Real-time audio meter during recording
Visualization: VU meter, waveform, frequency spectrum
Useful for confirming microphone is working and levels are good

Transcription

On-device

iOS: Speech framework (SFSpeechRecognizer) — supports many languages, on-device since iOS 13
Android: SpeechRecognizer with on-device variant
Or bundle Whisper.cpp for higher quality
Pros: privacy, no network
Cons: model size, slower than cloud

Cloud

Whisper API, Deepgram, AssemblyAI, Google Cloud Speech-to-Text
Higher quality, especially for multilingual / accented audio
Cost-per-minute billing
Latency: streaming for live, batch for post-recording

Hybrid

Most modern apps in 2026: on-device default; cloud “high-quality” option opt-in.

Speaker diarization

Multi-speaker transcription needs separating voices:

Pyannote-style on-device models
Cloud APIs (Deepgram, AssemblyAI) include diarization
UX: identify “Speaker 1”, “Speaker 2”; user can rename
Otter.ai is the reference for this UX

Search

Once transcribed, the audio becomes searchable text
Index transcripts for full-text search
Search jumps to the timestamp in the audio
Highlights matched phrases in the transcript

Cloud sync

Audio file + transcript synced
Audio uploaded once; transcript can be regenerated cloud-side
Conflict: append-only, single-author
iCloud / Google Drive / app-specific cloud

Share audio file via system share sheet
Or share a link to a transcript page
Time-stamped quote: “Listen at 12:45”
Privacy: link with optional password / expiration

Editing

Trim start / end
Cut middle sections
Edit transcript and re-export
Apple Voice Memos: simple trim-and-replace; advanced editing not supported
Otter / Descript: word-level edits affect audio (cuts the corresponding audio chunks)

Storage and management

Per-recording metadata (date, location optionally, duration, title)
Folder organization
Search across recordings
Delete: confirm; cleared from cloud too
Storage quota indicator

Privacy

Microphone permission with clear rationale
Recording indicator visible at all times
Privacy nutrition labels: what is uploaded, what stays on device
Some jurisdictions require all-party consent for recordings

Performance considerations

Audio file size: 1 hour at 32 kbps AAC ~14 MB; manageable
Transcript generation: 1 minute audio → 5–30 sec on-device, faster on cloud
Battery: continuous recording is moderate drain; transcription on-device is heavier
Memory: stream-decode long recordings; do not load whole file

Watch / iOS Live Activity

Watch app: start/stop recording (Apple Voice Memos has this)
Live Activity: visible recording indicator on lock screen
Background continues seamlessly

Edge cases interviewers love

Phone call interrupts recording — pause cleanly, resume after
App killed during long recording — restore from where it left off
Storage runs out — graceful “stop and save what you have”
Transcription fails (model timeout) — keep audio, retry transcription
Two-party consent state — surface a clear notice if location requires

What separates senior from staff

Senior candidates handle audio capture and basic transcription. Staff candidates discuss on-device vs cloud transcription, diarization, the editing pipeline (waveform-aware), and privacy/consent. Principal candidates raise the live-vs-batch transcription architecture and the multi-device sync conflict model.

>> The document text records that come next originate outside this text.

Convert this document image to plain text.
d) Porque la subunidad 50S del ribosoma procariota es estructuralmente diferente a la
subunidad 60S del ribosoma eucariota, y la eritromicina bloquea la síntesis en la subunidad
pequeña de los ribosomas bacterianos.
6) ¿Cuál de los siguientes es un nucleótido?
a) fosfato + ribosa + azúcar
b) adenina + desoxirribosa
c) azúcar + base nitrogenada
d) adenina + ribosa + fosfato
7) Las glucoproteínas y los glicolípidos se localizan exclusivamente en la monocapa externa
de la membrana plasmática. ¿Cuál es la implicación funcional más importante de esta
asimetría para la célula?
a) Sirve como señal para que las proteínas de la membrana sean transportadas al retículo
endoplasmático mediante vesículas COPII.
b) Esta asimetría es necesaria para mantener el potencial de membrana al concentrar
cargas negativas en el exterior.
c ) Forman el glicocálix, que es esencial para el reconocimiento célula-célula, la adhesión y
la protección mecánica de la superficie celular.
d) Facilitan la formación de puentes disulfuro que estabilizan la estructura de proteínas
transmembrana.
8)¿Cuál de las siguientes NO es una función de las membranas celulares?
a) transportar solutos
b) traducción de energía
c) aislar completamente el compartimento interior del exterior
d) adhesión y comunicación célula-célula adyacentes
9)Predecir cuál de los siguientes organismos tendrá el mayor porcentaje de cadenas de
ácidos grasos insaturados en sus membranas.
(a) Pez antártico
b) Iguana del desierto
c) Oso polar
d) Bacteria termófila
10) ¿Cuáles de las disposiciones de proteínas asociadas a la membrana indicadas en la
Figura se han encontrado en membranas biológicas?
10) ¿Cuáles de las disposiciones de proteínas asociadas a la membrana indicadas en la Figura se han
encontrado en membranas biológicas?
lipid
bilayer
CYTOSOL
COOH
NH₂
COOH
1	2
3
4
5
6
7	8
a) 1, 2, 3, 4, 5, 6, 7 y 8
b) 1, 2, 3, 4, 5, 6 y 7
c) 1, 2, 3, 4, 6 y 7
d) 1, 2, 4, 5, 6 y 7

Frequently Asked Questions

Should I use Whisper directly?

For on-device, Whisper.cpp or distill-whisper. For cloud, the Whisper API (or Deepgram, which is faster and supports diarization). Whisper has the best multilingual quality.

How do I handle very long recordings (8+ hours)?

Stream the audio to disk in chunks. Transcribe in batches, not the whole file at once. Most apps cap at 4–8 hours per recording for product simplicity.

What about LLM-powered summaries?

2025+ trend: send transcript to an LLM for summary, action items, key topics. Otter, Granola, Fireflies all do this. Strong product feature but costly per-recording.